Definition: Trial

Modified on 2009/10/14 21:36 by admin
After the pleadings, motions, and discovery stages have been completed the case will go to trial. The trial stage is the most familiar to the American public through its portrayal in television dramas. The trial will proceed as follows:

1. Jury Selection - Your lawyer and the Defendants lawyer will pick and choose jurors from a pool referred to as the "venire." The lawyers will ask the prospective jurors questions on certain topics in an effort to determine their views on personal injury litigation. The goal of the jury selection process is to find jurors who will give your case fair and impartial consideration. It should be noted that in some trials juries do not decide the case.
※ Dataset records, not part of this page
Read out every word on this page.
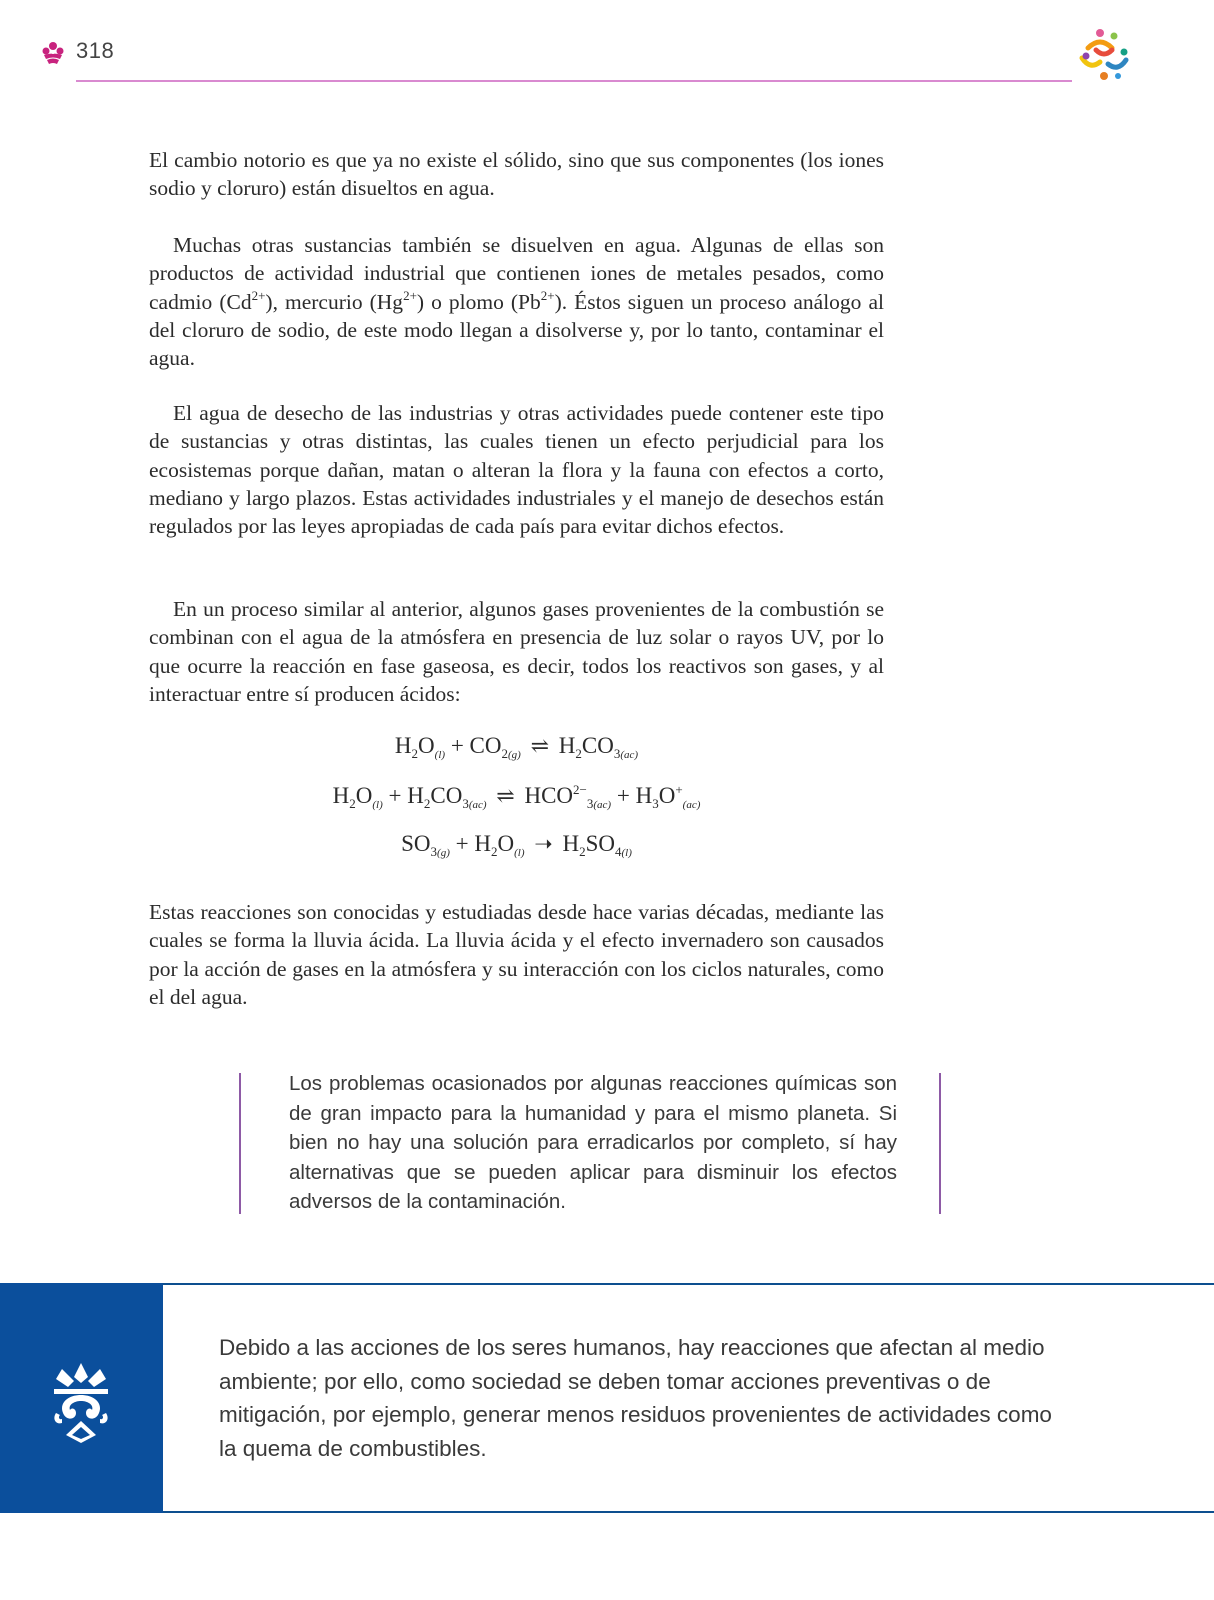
318

El cambio notorio es que ya no existe el sólido, sino que sus componentes (los iones sodio y cloruro) están disueltos en agua.

Muchas otras sustancias también se disuelven en agua. Algunas de ellas son productos de actividad industrial que contienen iones de metales pesados, como cadmio $(Cd^{2+})$, mercurio $(Hg^{2+})$ o plomo $(Pb^{2+})$. Éstos siguen un proceso análogo al del cloruro de sodio, de este modo llegan a disolverse y, por lo tanto, contaminar el agua.

El agua de desecho de las industrias y otras actividades puede contener este tipo de sustancias y otras distintas, las cuales tienen un efecto perjudicial para los ecosistemas porque dañan, matan o alteran la flora y la fauna con efectos a corto, mediano y largo plazos. Estas actividades industriales y el manejo de desechos están regulados por las leyes apropiadas de cada país para evitar dichos efectos.

En un proceso similar al anterior, algunos gases provenientes de la combustión se combinan con el agua de la atmósfera en presencia de luz solar o rayos UV, por lo que ocurre la reacción en fase gaseosa, es decir, todos los reactivos son gases, y al interactuar entre sí producen ácidos:

$H_2O_{(l)} + CO_{2(g)}$ ⇌ $H_2CO_{3(ac)}$
$H_2O_{(l)} + H_2CO_{3(ac)}$ ⇌ $HCO^{2-}_{3(ac)} + H_3O^+_{(ac)}$
$SO_{3(g)} + H_2O_{(l)}$ ➝ $H_2SO_{4(l)}$

Estas reacciones son conocidas y estudiadas desde hace varias décadas, mediante las cuales se forma la lluvia ácida. La lluvia ácida y el efecto invernadero son causados por la acción de gases en la atmósfera y su interacción con los ciclos naturales, como el del agua.

Los problemas ocasionados por algunas reacciones químicas son de gran impacto para la humanidad y para el mismo planeta. Si bien no hay una solución para erradicarlos por completo, sí hay alternativas que se pueden aplicar para disminuir los efectos adversos de la contaminación.
Debido a las acciones de los seres humanos, hay reacciones que afectan al medio ambiente; por ello, como sociedad se deben tomar acciones preventivas o de mitigación, por ejemplo, generar menos residuos provenientes de actividades como la quema de combustibles.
In such circumstances the judge acts as the jury. The job of the jury is to find the facts, hence the jury (or the judge in certain circumstances) is often called the "fact finder." 2. Opening Statements - After the jury has been chosen and sworn in, your lawyer and the Defendants lawyer will present opening arguments to the jury. This stage is rather brief and allows the parties an opportunity to preview and summarize their cases. 3. Presentation of Evidence - This is the heart of the trial. First your lawyer will present your side of the story through evidence and witnesses. Then the Defendant will attempt to rebut your claims with other evidence and witnesses. 4. Charge Conference - The lawyers and the judge meet to discuss what instructions the jury should be given with regard to deciding the case. 5. Closing Arguments - Like the opening statements, during the closing arguments the lawyers summarize the evidence and remind the jurors of the key points of the case. 6. Jury Retires - The jury will then meet in private to discuss the evidence as presented by both sides and to decide which sides story to believe. The jurys decision is called the "verdict."